Feds Seek Electronic Credential
The ability to verify the identity and credentials of physicians after a disaster may be achieved via a chip or other technology, Anthony M. Cieri of the Department of Homeland Security said at a briefing sponsored by the Information Technology Association of America. Experts at the meeting pointed to the success of the Veterans Administration in maintaining credentialing information during the response to Hurricane Katrina. Kathryn Enchelmayer, VA director of credentialing, said she was able to “go down in [her] basement at 10:00 p.m.” and verify physician credentials, and quickly send 151 displaced physicians from the area off to other jobs.
Survey: FDA Influenced by Politics
A majority of Americans—82%—believe the Food and Drug Administration is greatly influenced by politics when making decisions about the safety and efficacy of new prescription drugs, according to a Wall Street Journal online Harris Interactive poll. The finding was similar across parties, with 87% of Democrats, 77% of Republicans, and 88% of Independents saying they thought that politics outweighed science greatly or to some extent in decision making. The survey of more than 2,300 adults was conducted in mid-May. In addition, almost 60% said the agency is doing a fair or poor job in ensuring the safety and efficacy of new drugs. Only 36% said the FDA was doing an excellent or good job. That is a reversal from 2 years ago, when 56% had a positive view, and 37% a negative view, of the FDA. Opinions have not changed much on the agency's performance in bringing innovative drugs to market quickly. In 2004, 62% said the FDA was not doing well on that front, compared with 70% in the latest poll. Most of those polled said FDA advisory panel members should not be allowed to have consulting agreements with, or stock in, drug companies.
Too Many Screening Tests?
Physicians are needlessly ordering certain diagnostic tests during routine preventive health exams, which is inflating the cost of medical care, according to a study from Johns Hopkins University, Baltimore. The U.S. Preventive Services Task Force has rated such diagnostics according to level of evidence; the Hopkins researchers looked at five tests. Two tests (complete blood count and hematocrit) had “C” ratings from USPSTF, meaning there was no recommendation for or against their use; three (urinalysis, x-ray, and electrocardiogram) had “D” ratings with a recommendation against routine use. The study, which used National Ambulatory Medical Care Survey data for 1997–2002 for outpatient visits for nonpregnant adults aged 21 years or over, was in the May/June issue of the American Journal of Preventive Medicine, and was led by Dr. Dan Merenstein, who is now at Georgetown University, Washington. Cost data were obtained from the Medicare fee schedule. Thirty-seven million visits were identified as preventive by physicians and 190 million as such by patients. Most visits were to family physicians, ob.gyns., or internists. Urinalysis was performed most frequently, about 25%–33% of the time, but urine cultures were ordered only 3%–6% of the time. Annual direct costs for hematocrit and urinalysis run about $13–$61 million, depending on if it was a physician- or patient-identified visit, the authors estimated. For the D-rated tests, costs were $47–$194 million.

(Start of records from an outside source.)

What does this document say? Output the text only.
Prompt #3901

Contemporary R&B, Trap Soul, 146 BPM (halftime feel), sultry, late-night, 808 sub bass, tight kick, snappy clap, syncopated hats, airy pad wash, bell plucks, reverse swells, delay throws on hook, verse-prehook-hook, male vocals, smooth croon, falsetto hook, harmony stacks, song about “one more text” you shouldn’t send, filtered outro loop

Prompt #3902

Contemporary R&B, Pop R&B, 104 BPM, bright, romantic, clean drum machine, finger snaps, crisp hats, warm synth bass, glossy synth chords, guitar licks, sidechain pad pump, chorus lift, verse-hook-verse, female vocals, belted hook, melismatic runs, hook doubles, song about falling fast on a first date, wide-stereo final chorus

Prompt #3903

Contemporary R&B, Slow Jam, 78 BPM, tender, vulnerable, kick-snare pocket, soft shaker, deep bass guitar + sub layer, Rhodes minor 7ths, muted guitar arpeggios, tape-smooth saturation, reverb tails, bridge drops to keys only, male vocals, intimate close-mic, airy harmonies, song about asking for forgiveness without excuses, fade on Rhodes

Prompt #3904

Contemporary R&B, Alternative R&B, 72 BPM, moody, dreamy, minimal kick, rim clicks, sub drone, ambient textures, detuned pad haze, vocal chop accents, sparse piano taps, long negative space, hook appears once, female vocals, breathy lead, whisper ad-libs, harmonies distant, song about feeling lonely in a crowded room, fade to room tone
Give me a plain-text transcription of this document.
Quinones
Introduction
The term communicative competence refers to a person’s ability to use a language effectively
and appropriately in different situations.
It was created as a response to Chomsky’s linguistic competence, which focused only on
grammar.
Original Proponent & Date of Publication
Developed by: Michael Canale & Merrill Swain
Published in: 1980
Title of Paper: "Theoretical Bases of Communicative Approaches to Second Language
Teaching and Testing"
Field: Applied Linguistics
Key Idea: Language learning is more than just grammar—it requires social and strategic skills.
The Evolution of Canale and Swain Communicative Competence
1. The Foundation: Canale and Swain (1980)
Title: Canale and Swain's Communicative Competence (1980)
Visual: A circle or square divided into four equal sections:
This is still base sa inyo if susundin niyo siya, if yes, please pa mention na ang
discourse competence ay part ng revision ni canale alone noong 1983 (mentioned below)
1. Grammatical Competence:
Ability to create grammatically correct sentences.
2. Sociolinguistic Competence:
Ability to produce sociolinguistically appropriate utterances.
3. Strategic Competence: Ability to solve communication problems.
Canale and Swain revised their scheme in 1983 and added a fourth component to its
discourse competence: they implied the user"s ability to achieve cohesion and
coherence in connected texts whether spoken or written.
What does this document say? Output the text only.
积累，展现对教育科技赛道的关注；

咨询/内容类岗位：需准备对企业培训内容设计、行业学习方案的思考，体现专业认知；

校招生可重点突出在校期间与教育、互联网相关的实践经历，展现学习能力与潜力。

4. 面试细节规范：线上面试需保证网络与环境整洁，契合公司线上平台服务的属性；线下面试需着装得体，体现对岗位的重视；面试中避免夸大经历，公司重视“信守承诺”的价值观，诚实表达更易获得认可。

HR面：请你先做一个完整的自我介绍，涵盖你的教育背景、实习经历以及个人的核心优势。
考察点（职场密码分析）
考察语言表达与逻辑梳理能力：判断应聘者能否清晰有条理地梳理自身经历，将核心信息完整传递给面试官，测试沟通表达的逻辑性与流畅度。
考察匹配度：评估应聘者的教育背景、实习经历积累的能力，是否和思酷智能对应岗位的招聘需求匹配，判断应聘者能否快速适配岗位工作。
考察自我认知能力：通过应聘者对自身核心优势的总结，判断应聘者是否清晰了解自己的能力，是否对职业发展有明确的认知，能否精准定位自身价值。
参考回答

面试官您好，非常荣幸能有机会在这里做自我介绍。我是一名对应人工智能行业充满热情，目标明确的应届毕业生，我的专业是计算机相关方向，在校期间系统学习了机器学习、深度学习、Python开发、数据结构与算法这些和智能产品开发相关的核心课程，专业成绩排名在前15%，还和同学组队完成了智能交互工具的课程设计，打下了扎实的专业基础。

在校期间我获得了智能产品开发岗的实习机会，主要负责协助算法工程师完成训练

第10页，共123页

J-1 Visas for Underserved Areas
J-1 visas remain the primary tool for recruiting physicians to work in underserved areas, according to a report by the Government Accountability Office. The GAO surveyed 50 states, the District of Columbia, Guam, Puerto Rico, and the U.S. Virgin Islands regarding their waiver requests for fiscal years 2003–2005. States and federal agencies reported requesting more than 1,000 waivers in each of the 3 years, although the number requested varied by state: About one-fourth of states requested the maximum number of 30 visas, while slightly more than a quarter requested 10 or fewer. About 80% of states said the 30-waiver limit was adequate for their needs, the report noted. Nearly half of the states' waiver requests were for physicians to practice primary care exclusively.
ICD-10 Fraud Concerns
The Blue Cross and Blue Shield Association and the Medical Group Management Association are among those objecting to the planned implementation of ICD-10, the newest version of the comprehensive list of diagnostic billing codes used by health care providers. A bill currently being considered in the House would require payers to switch from the current ICD-9 codes to ICD-10 by Oct. 1, 2009. Blue Cross/Blue Shield argues in a statement that the deadline should be pushed back to 2012 “because much has to be done before a switch to ICD-10 can be started … and providers need time to automate their offices and be trained.” The Blues are particularly concerned because the switch comes at the same time that Medicare is shrinking the number of its claims processors—many of which are Blues plans—from 50 to 15. At a press briefing, the association released a report by D. McCarty Thornton, former chief counsel to the Department of Housing and Human Services Inspector General, which found that forcing the switch to occur in 2009 “will not give the contractors who administer the Medicare fee-for-service claims process and payments systems sufficient time to upgrade their antifraud tools.”